Make Your Own
Ladybird Puppet
This simple puppet can be made easily with things you can find at home. If you don’t have a particular item from the materials and equipment list below, you can easily substitute something else.
We would love to see photos of your Ladybird puppets so we can share them on our website! You can email them to us at curvelearning@dalstongarden.org We can’t wait to see your creations!
What you will need
• Glue stick or PVA glue or sticky tape or masking tape
• A stapler – this is not essential, but really handy
• Scissors
• Pencils or Pens – a light coloured pencil is useful for drawing on black card
• 2 paper plates – smaller ones are good for little hands. If you don’t have plates, you can simply draw around a small plate onto some thin card, like cereal box card and make two circles.

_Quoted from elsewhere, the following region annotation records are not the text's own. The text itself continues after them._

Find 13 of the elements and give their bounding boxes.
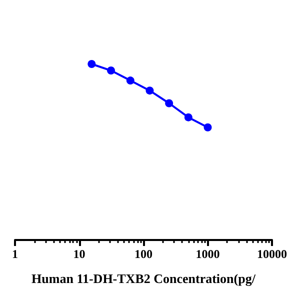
point xyxy=(146,86,154,95)
point xyxy=(107,66,115,75)
point xyxy=(88,60,96,68)
x-tick-label: 10000 xyxy=(257,247,287,261)
point xyxy=(126,76,134,85)
x-tick-label: 10 xyxy=(73,247,86,261)
x-tick-label: 1 xyxy=(12,247,18,261)
x-axis-title: Human 11-DH-TXB2 Concentration(pg/ xyxy=(32,271,256,286)
x-tick-label: 1000 xyxy=(196,247,220,261)
point xyxy=(165,99,174,108)
point xyxy=(184,113,192,122)
x-tick-label: 100 xyxy=(134,247,152,261)
point xyxy=(204,123,212,132)
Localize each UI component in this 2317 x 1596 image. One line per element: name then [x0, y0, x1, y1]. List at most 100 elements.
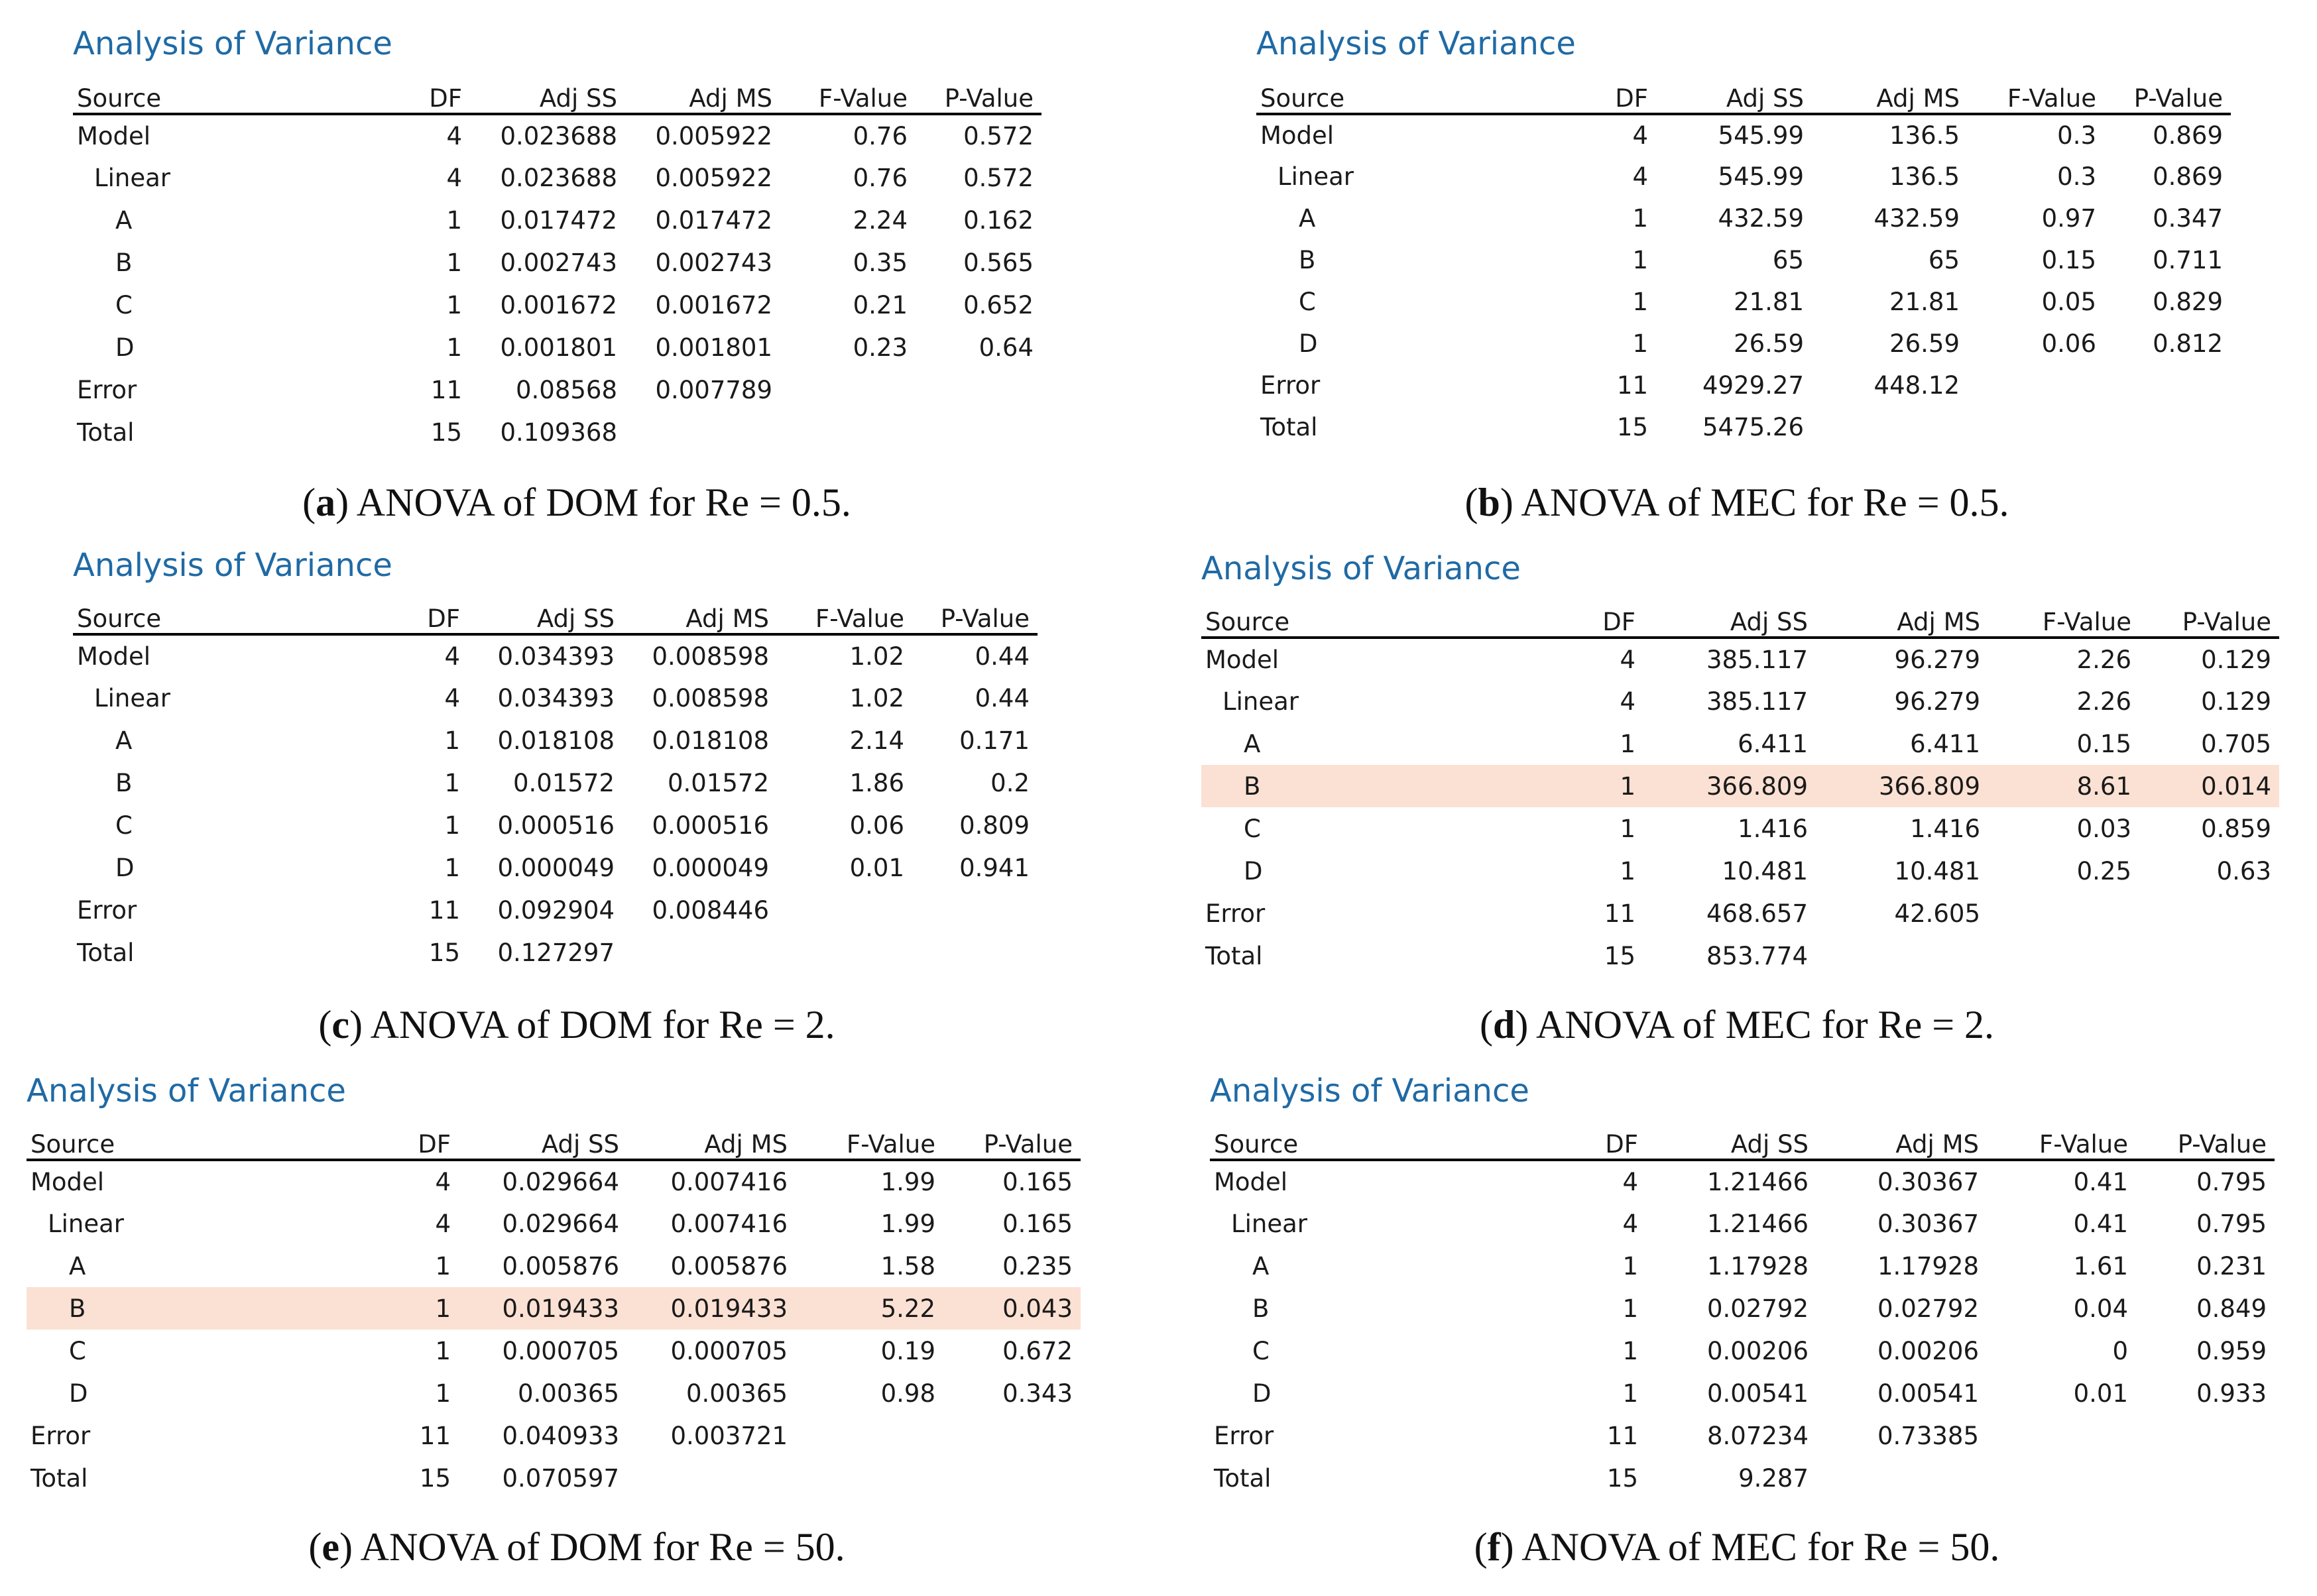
- cell-source-col: Error: [77, 895, 137, 925]
- cell-p-value-col: [912, 931, 1038, 974]
- table-row: B 1 0.02792 0.02792 0.04 0.849: [1210, 1287, 2275, 1330]
- cell-source-col: C: [1252, 1336, 1270, 1365]
- cell-adj-ss-col: 10.481: [1722, 856, 1808, 885]
- cell-adj-ss-col: 4929.27: [1702, 371, 1804, 400]
- cell-adj-ms-col: 0.002743: [655, 248, 772, 277]
- cell-source-col: C: [1299, 288, 1316, 316]
- table-row: D 1 0.001801 0.001801 0.23 0.64: [73, 326, 1041, 369]
- table-row: Total 15 5475.26: [1256, 406, 2231, 448]
- table-row: B 1 0.01572 0.01572 1.86 0.2: [73, 762, 1038, 804]
- cell-f-value-col: 0.05: [2041, 288, 2096, 316]
- table-row: Model 4 0.029664 0.007416 1.99 0.165: [27, 1160, 1081, 1202]
- table-row: C 1 0.00206 0.00206 0 0.959: [1210, 1330, 2275, 1372]
- table-row: A 1 1.17928 1.17928 1.61 0.231: [1210, 1245, 2275, 1287]
- header-row: Source DF Adj SS Adj MS F-Value P-Value: [73, 80, 1041, 115]
- cell-df-col: 15: [1604, 941, 1635, 970]
- cell-f-value-col: 0.06: [2041, 329, 2096, 358]
- anova-table-a: Source DF Adj SS Adj MS F-Value P-Value Model 4…: [73, 80, 1041, 453]
- cell-adj-ms-col: 96.279: [1894, 687, 1980, 716]
- cell-source-col: Error: [1214, 1421, 1274, 1450]
- cell-f-value-col: 5.22: [796, 1287, 943, 1330]
- cell-adj-ms-col: 26.59: [1889, 329, 1960, 358]
- column-header-adj-ss-col: Adj SS: [468, 600, 623, 636]
- table-row: B 1 0.002743 0.002743 0.35 0.565: [73, 241, 1041, 284]
- cell-f-value-col: [777, 889, 912, 931]
- cell-p-value-col: 0.44: [975, 683, 1030, 712]
- cell-source-col: A: [1244, 729, 1261, 758]
- cell-f-value-col: 0.01: [849, 853, 904, 882]
- panel-heading: Analysis of Variance: [27, 1072, 346, 1110]
- cell-f-value-col: [1968, 406, 2104, 448]
- cell-adj-ms-col: 0.005876: [670, 1251, 788, 1281]
- column-header-df-col: DF: [1482, 603, 1643, 639]
- cell-adj-ms-col: 0.019433: [627, 1287, 796, 1330]
- cell-adj-ss-col: 26.59: [1734, 329, 1804, 358]
- cell-df-col: 15: [428, 938, 460, 967]
- cell-adj-ss-col: 385.117: [1706, 645, 1808, 674]
- cell-df-col: 1: [446, 205, 462, 235]
- cell-source-col: Model: [77, 121, 151, 150]
- table-row: A 1 6.411 6.411 0.15 0.705: [1201, 722, 2279, 765]
- caption-letter: c: [331, 1003, 349, 1047]
- cell-adj-ms-col: 0.73385: [1877, 1421, 1979, 1450]
- column-header-f-value-col: F-Value: [777, 600, 912, 636]
- cell-adj-ss-col: 0.034393: [497, 642, 615, 671]
- cell-adj-ss-col: 1.416: [1738, 814, 1808, 843]
- cell-f-value-col: 1.02: [849, 642, 904, 671]
- cell-f-value-col: 0.23: [853, 333, 908, 362]
- cell-adj-ss-col: 385.117: [1706, 687, 1808, 716]
- cell-adj-ms-col: 6.411: [1910, 729, 1980, 758]
- cell-p-value-col: 0.44: [975, 642, 1030, 671]
- caption-letter: e: [322, 1525, 339, 1569]
- cell-df-col: 1: [435, 1379, 451, 1408]
- column-header-f-value-col: F-Value: [1968, 80, 2104, 115]
- cell-adj-ms-col: 0.01572: [667, 768, 769, 797]
- cell-df-col: 15: [1606, 1463, 1638, 1493]
- cell-adj-ss-col: 0.127297: [497, 938, 615, 967]
- cell-p-value-col: 0.043: [943, 1287, 1081, 1330]
- cell-source-col: D: [1252, 1379, 1272, 1408]
- cell-f-value-col: 0.76: [853, 121, 908, 150]
- cell-p-value-col: 0.705: [2201, 729, 2271, 758]
- cell-adj-ms-col: 0.00365: [685, 1379, 788, 1408]
- column-header-source-col: Source: [73, 600, 324, 636]
- caption-text: ANOVA of DOM for Re = 0.5.: [356, 481, 851, 524]
- cell-adj-ss-col: 0.023688: [500, 121, 617, 150]
- cell-df-col: 4: [444, 683, 460, 712]
- cell-adj-ms-col: 432.59: [1873, 204, 1960, 233]
- cell-f-value-col: 0.3: [2057, 121, 2096, 150]
- cell-p-value-col: 0.829: [2153, 288, 2223, 316]
- cell-source-col: Total: [1205, 941, 1263, 970]
- caption-letter: b: [1478, 481, 1500, 524]
- column-header-adj-ms-col: Adj MS: [625, 80, 780, 115]
- cell-source-col: Total: [1214, 1463, 1272, 1493]
- column-header-f-value-col: F-Value: [780, 80, 916, 115]
- table-row: D 1 0.000049 0.000049 0.01 0.941: [73, 846, 1038, 889]
- cell-f-value-col: 2.26: [2076, 687, 2131, 716]
- cell-p-value-col: 0.63: [2216, 856, 2271, 885]
- cell-adj-ss-col: 0.029664: [502, 1167, 619, 1196]
- caption-text: ANOVA of MEC for Re = 2.: [1535, 1003, 1995, 1047]
- cell-df-col: 4: [1620, 645, 1635, 674]
- cell-source-col: Linear: [1222, 687, 1299, 716]
- cell-adj-ms-col: 448.12: [1873, 371, 1960, 400]
- panel-heading: Analysis of Variance: [73, 25, 392, 62]
- cell-f-value-col: 2.24: [853, 205, 908, 235]
- cell-p-value-col: 0.795: [2196, 1167, 2267, 1196]
- cell-df-col: 4: [444, 642, 460, 671]
- cell-df-col: 1: [1622, 1379, 1638, 1408]
- table-row: Linear 4 0.023688 0.005922 0.76 0.572: [73, 156, 1041, 199]
- cell-p-value-col: 0.231: [2196, 1251, 2267, 1281]
- cell-adj-ms-col: 0.007416: [670, 1167, 788, 1196]
- cell-f-value-col: 1.02: [849, 683, 904, 712]
- cell-adj-ms-col: 136.5: [1889, 162, 1960, 191]
- cell-f-value-col: 1.99: [880, 1167, 935, 1196]
- cell-f-value-col: 0.01: [2073, 1379, 2128, 1408]
- cell-p-value-col: [2104, 406, 2231, 448]
- cell-f-value-col: 1.61: [2073, 1251, 2128, 1281]
- cell-f-value-col: 0.25: [2076, 856, 2131, 885]
- cell-source-col: B: [27, 1287, 300, 1330]
- cell-df-col: 1: [444, 768, 460, 797]
- panel-heading: Analysis of Variance: [1201, 550, 1521, 587]
- cell-f-value-col: 0.21: [853, 290, 908, 319]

• Red tissue paper, or red crayons/pens/paint or old wrapping paper or old magazines
• Black paper or card (or just black pens/crayons to colour white paper)
• Small piece of white paper / google eyes / dot stickers
How to make your puppet
- Put your two paper plates together with the bottom of the plates facing outwards. Use your stapler, or tape or glue, to stick the plates together, leaving a small section open. If using a cereal box card or similar, fix them together so that the plainer side of the card is facing outwards. This makes it easier to cover or colour.
- Use your scissors to cut straight across the joined plates where you left the small section open, so that you have a flat edge on one side of the circle. This opening is where your hand will slide in.
- Now you need to cover or colour the plates to make both sides red. You can do this with your glue stick and tissue paper or any red paper you can find, or you can simply colour your ladybird with red crayons, pens or paint.
- Next it’s time to give your ladybird some spots! The spots are actually on the ladybird’s wings. First ,make a black line, either with a pen or with a thin strip of black paper from the middle of the straight open edge all the way up to the top. This gives the impression of 2 wings.
- Next, cut out some black spots, or draw some on. The pattern is symmetrical (the same on each side). Try to give your ladybird symmetrical spots too! I like to fold my black paper in half and then cut out circles. That way I get pairs of circles that match – one for each wing.
TOP TIP
Did you know Ladybirds can have any number of spots,
but they always have the same number of spots on each wing.
- Once the spots are done, you need to make legs. Ladybirds are a type of insect and all insects have 6 legs! Again, I fold my black paper in half, draw 3 leg shapes on it, then cut them out. This gives me ‘pairs of legs’ which I can snip in the middle. Use your stapler, glue or tape to fix the legs on to the underside of your Ladybird puppet. There should be 3 legs on each side.
- Now we need to give our Ladybird a head. You will need a semi-circle of black card, or you can just colour it black. I sometimes draw around the roll of sticky tape and that gives me a good shape. Cut out and glue or staple the head to the top curved edge of the puppet. We are almost done!
- All that’s left is to give your ladybird a little face. You can cut out some eyes or stick on some google eyes if you want. Even give your Ladybird a little mouth if you like, or if you want your ladybird to look realistic, have a look at a picture of a real ladybird (perhaps you can find one online?) and see if you can copy the markings.
- That’s it – your ladybird puppet is complete! Now you can slip your hand in and take it for a crawl around your house or outside. Perhaps you could put on a puppet show or tell a story with your Ladybird? Some Ladybird stories we like are What the Ladybird Heard by Julia Donaldson and The Bad Tempered Ladybird by the wonderful Eric Carle. Perhaps you have one of those books at home or can find a video on YouTube.
Have fun!
Lots of Ladybird Facts
- A Ladybird is a type of beetle.
- They come in many different colours and can have different patterns
- Some Ladybirds don’t even have any spots.
- If they do have spots, their spots are symmetrical on each side of the wings. They have the same number on each side, but they might have one odd spot which can span both wings.
- How many legs do ladybirds have? Just like all insects, they have 6 legs! Insects are just one type of minibeast, there are many more and they have different numbers of legs – e.g. spiders have 8 legs, centipedes and millipedes have very many legs, and slugs and snails have just one big foot!
- Ladybirds hibernate through the cold weather. They find a dark place to hide away, usually with lots of other ladybirds and sleep until the warmer weather begins.
- Ladybirds undergo metamorphosis (a transformation that some other creatures go though, such as when caterpillars turn into butterflies. They start off as a larvae which looks quite different to a grown up Ladybird. They shed their exoskeleton many times as they grow and then finally emerge as an adult Ladybird
- What do ladybirds eat? They love to eat Greenfly or Aphids. Aphids eat plants, so Ladybirds are actually helpful for gardeners!
- Ladybirds have been into space! They didn’t fly there though, they were taken up in a rocket to help with scientific research!